Stefan Meister, Sicoya’s CTO, explains that there needs to be a diode with a ring resonator to change the refractive index to perform the modulation. The diode must be efficient otherwise, the resonance region is narrow and hence more sensitive to temperature change.  

Sicoya has developed its own modulator which it refers to as a node-matched diode modulator. The modulator uses a photonic crystal; a device with a periodic structure which blocks certain frequencies of light. Sicoya’s modulator acts like a Fabry-Perot resonator and uses an inverse spectrum approach. “It has a really efficient diode inside so that the Q factor of the resonator can be really low,” says Meister. “So the issue of temperature is much more relaxed.” The Q factor refers to the narrowness of the resonance region.
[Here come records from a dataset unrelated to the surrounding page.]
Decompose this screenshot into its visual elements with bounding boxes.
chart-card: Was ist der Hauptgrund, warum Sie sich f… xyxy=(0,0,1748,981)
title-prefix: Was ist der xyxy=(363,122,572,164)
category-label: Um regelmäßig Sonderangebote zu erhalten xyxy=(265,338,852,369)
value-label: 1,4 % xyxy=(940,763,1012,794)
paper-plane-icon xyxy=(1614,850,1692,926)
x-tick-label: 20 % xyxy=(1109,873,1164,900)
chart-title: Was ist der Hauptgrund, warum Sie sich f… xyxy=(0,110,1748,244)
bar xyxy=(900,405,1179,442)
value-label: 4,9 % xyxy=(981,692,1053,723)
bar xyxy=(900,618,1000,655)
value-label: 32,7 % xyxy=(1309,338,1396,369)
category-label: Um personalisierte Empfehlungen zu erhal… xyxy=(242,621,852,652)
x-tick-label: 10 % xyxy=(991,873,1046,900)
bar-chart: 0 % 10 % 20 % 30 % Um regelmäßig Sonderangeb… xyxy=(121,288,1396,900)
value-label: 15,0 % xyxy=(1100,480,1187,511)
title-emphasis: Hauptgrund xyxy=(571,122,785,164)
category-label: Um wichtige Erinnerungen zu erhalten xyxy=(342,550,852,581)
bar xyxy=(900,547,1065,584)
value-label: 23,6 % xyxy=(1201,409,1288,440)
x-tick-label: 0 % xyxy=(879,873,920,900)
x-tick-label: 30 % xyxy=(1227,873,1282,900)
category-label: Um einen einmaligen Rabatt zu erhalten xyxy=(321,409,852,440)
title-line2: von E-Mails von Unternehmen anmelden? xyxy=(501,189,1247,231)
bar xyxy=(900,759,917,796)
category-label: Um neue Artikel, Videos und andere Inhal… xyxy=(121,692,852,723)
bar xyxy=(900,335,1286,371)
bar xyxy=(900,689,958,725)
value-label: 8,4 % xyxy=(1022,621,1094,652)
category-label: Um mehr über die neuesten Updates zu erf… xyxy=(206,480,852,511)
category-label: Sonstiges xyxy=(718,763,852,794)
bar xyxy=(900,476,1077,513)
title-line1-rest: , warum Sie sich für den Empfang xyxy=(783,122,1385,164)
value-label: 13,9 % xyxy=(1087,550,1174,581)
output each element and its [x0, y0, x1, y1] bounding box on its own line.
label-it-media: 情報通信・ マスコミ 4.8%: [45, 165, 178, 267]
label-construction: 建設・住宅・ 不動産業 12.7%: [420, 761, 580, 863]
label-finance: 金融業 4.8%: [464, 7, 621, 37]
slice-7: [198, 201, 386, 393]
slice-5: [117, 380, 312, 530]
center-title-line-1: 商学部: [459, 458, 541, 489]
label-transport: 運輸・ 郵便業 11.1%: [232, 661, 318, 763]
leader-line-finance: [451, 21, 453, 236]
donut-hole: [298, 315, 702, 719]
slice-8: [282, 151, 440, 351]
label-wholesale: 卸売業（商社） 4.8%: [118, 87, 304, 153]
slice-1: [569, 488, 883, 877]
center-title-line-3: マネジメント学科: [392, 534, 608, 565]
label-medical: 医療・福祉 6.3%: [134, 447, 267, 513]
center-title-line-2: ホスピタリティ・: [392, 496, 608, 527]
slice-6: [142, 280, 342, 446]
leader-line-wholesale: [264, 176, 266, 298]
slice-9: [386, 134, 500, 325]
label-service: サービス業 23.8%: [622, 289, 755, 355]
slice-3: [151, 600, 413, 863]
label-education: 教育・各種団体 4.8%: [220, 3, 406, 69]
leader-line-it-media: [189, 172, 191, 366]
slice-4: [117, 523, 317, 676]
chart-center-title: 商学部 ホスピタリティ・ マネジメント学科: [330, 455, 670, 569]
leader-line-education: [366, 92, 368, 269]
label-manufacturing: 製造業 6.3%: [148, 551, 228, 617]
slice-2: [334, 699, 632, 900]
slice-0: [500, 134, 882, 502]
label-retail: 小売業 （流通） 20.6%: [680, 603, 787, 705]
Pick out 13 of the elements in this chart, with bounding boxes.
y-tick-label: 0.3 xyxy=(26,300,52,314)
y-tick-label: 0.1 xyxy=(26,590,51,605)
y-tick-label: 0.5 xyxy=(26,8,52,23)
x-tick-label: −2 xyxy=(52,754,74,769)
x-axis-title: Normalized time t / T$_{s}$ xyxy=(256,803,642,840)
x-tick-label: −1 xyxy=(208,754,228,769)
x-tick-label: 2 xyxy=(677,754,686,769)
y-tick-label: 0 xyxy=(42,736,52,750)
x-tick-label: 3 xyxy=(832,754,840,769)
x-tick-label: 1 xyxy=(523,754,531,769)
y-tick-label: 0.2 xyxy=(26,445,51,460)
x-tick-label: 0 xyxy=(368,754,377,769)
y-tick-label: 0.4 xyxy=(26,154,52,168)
Operating based on the inverse spectrum also results in Sicoya’s modulator having a much lower loss, says Meister. 

Sicoya is working with the German foundry IHP to develop its technology and claims its modulator has been demonstrated operating at 25 gigabit and at 50 gigabit. But the start-up is not yet ready to detail its ASPIC designs nor when it expects to launch its first product. 


5G wireless

However the CEO believes such technology will be needed with the advent of 5G wireless. The 10x increase in broadband bandwidth that the 5G cellular standard promises coupled with the continual growth of mobile subscribers globally will hugely impact data centres.

“You can’t make a data centre ten times larger, and data centres can’t become ten times more expensive, says Otte. “You need to do something new.”

This is where Sicoya believes its ASPICs can play a role.

“You can forward or process ten times the data and you are not paying more for it,” says Otte. “The transceiver chip is not really more expensive than the driver chip.”